Edi gaat door: “Ik heb de pozzetti naar Nederland gehaald. Dat was een creatieve oplossing voor een probleem dat zich voordeed. Bij de ijssalons werden de bakken allemaal opgemaakt, er werd vanalles ingestoken. Het zag er niet uit. Klanten vroegen of ik dat ook wilde doen. Nee! Want nu kunnen er 220 bakken in de vrieswagen. En anders moet ik verhoogde deksels regelen en gaan er nog maar 160 in de wagen. Door in de ijssalon een metalen deksel te plaatsen over het ijs, zoals je dat vroeger ook zag bij ijskarretjes, los je dat probleem op.”
Italianità
Didi: “Toen ik jong was, had ik weinig met de Italiaanse taal. Inmiddels kan ik het wel redelijk goed volgen. Thuis spraken we geen Italiaans; omdat pa van maart tot september weg was, hadden we veel Nederlandse invloeden. Ik heb zowel een Nederlands als Italiaans paspoort, al is die laatste verlopen. Dat Nederlandse paspoort was omdat ik toen ik 21 was, 6 maanden ipv 6 weken op de Antillen kon blijven.”
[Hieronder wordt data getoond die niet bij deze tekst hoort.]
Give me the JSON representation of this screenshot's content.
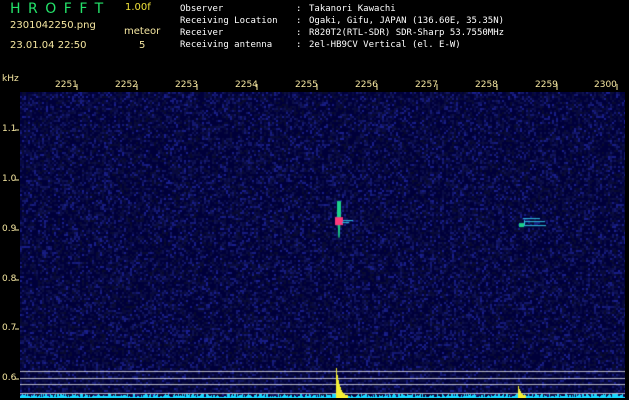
{
  "header": {
    "app_title": "HROFFT",
    "version": "1.00f",
    "file_name": "2301042250.png",
    "mode": "meteor",
    "date_time": "23.01.04 22:50",
    "count": "5"
  },
  "observer_info": [
    {
      "label": "Observer",
      "value": "Takanori Kawachi"
    },
    {
      "label": "Receiving Location",
      "value": "Ogaki, Gifu, JAPAN (136.60E, 35.35N)"
    },
    {
      "label": "Receiver",
      "value": "R820T2(RTL-SDR) SDR-Sharp 53.7550MHz"
    },
    {
      "label": "Receiving antenna",
      "value": "2el-HB9CV Vertical (el. E-W)"
    }
  ],
  "separator": ":",
  "axis": {
    "y_unit": "kHz",
    "x_labels": [
      "2251",
      "2252",
      "2253",
      "2254",
      "2255",
      "2256",
      "2257",
      "2258",
      "2259",
      "2300"
    ],
    "y_labels": [
      "1.1",
      "1.0",
      "0.9",
      "0.8",
      "0.7",
      "0.6"
    ]
  },
  "colors": {
    "background": "#000000",
    "plot_background": "#00003a",
    "title": "#24e36a",
    "version": "#f0e23a",
    "label": "#f6e7a1",
    "text": "#ffffff",
    "echo_core": "#ff3a7d",
    "echo_mid": "#1ccf8a",
    "echo_edge": "#30c3e4",
    "baseline_noise": "#18d8ff",
    "baseline_spike": "#f4ef35",
    "reference_line": "#ffffff"
  },
  "echoes": [
    {
      "minute": "2255",
      "frequency_khz": 0.905,
      "strength": "strong"
    },
    {
      "minute": "2258",
      "frequency_khz": 0.905,
      "strength": "medium"
    }
  ]
}
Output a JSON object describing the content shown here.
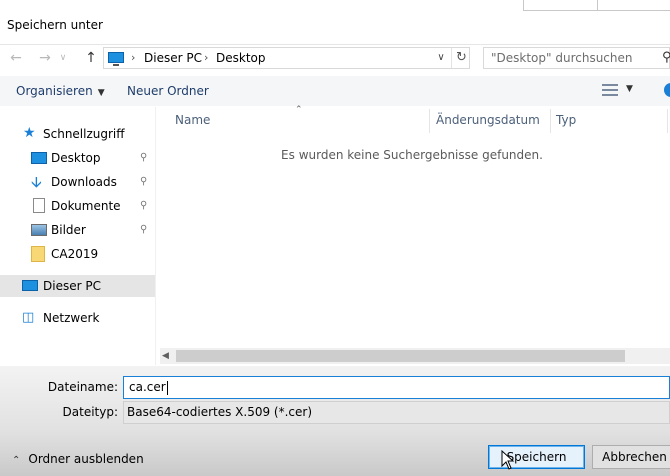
{
  "window": {
    "title": "Speichern unter"
  },
  "nav": {
    "address": {
      "root": "Dieser PC",
      "current": "Desktop"
    },
    "search_placeholder": "\"Desktop\" durchsuchen"
  },
  "toolbar": {
    "organize": "Organisieren",
    "new_folder": "Neuer Ordner"
  },
  "sidebar": {
    "items": [
      {
        "label": "Schnellzugriff",
        "icon": "star-icon"
      },
      {
        "label": "Desktop",
        "icon": "desktop-icon",
        "pinned": true
      },
      {
        "label": "Downloads",
        "icon": "download-icon",
        "pinned": true
      },
      {
        "label": "Dokumente",
        "icon": "document-icon",
        "pinned": true
      },
      {
        "label": "Bilder",
        "icon": "pictures-icon",
        "pinned": true
      },
      {
        "label": "CA2019",
        "icon": "folder-icon"
      },
      {
        "label": "Dieser PC",
        "icon": "computer-icon",
        "selected": true
      },
      {
        "label": "Netzwerk",
        "icon": "network-icon"
      }
    ]
  },
  "filelist": {
    "columns": [
      "Name",
      "Änderungsdatum",
      "Typ"
    ],
    "empty_message": "Es wurden keine Suchergebnisse gefunden."
  },
  "form": {
    "filename_label": "Dateiname:",
    "filename_value": "ca.cer",
    "filetype_label": "Dateityp:",
    "filetype_value": "Base64-codiertes X.509 (*.cer)"
  },
  "footer": {
    "hide_folders": "Ordner ausblenden",
    "save": "Speichern",
    "cancel": "Abbrechen"
  },
  "colors": {
    "accent": "#0078d7",
    "folder": "#f5c64b",
    "selected_bg": "#e5e5e5"
  }
}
Gioia: “Ik heb wel een Italiaans paspoort . Gevoelsmatig voel ik me meer Italiaan. Bij mij in de buurt vinden ze dat ook: het is altijd een zoete inval, iedereen kan blijven eten. Ik houd van koken, wijn... In Italië voel ik me echter wel een Nederlander. Ik fleur wél op in Italië. Mijn haar zit beter. Ik weet niet of ik er zou kunnen wonen.” Didi: “Ik denk ík wel, ik ben avontuurlijker.”
Generatie 4 staat te trappelen
Of er een vierde generatie in de startblokken staat? De dochter van Didi ligt vooralsnog in de trappelzak; de 16-jarige dochter van Gioia komt vakantiewerk doen. Gioia: “Mijn zoon van 9 heb ik mijn achternaam gegeven zodat de naam Granucci niet uitsterft! Ons hart ligt hier, in het ijs.” De door haarzelf ontworpen ijsjestattoo op haar arm onderstreept dat. “In 2029 wil ik er wel iets mee doen, dan is het een kroonjaar voor ons – dan zitten we 100 jaar in het Italiaanse ijs.”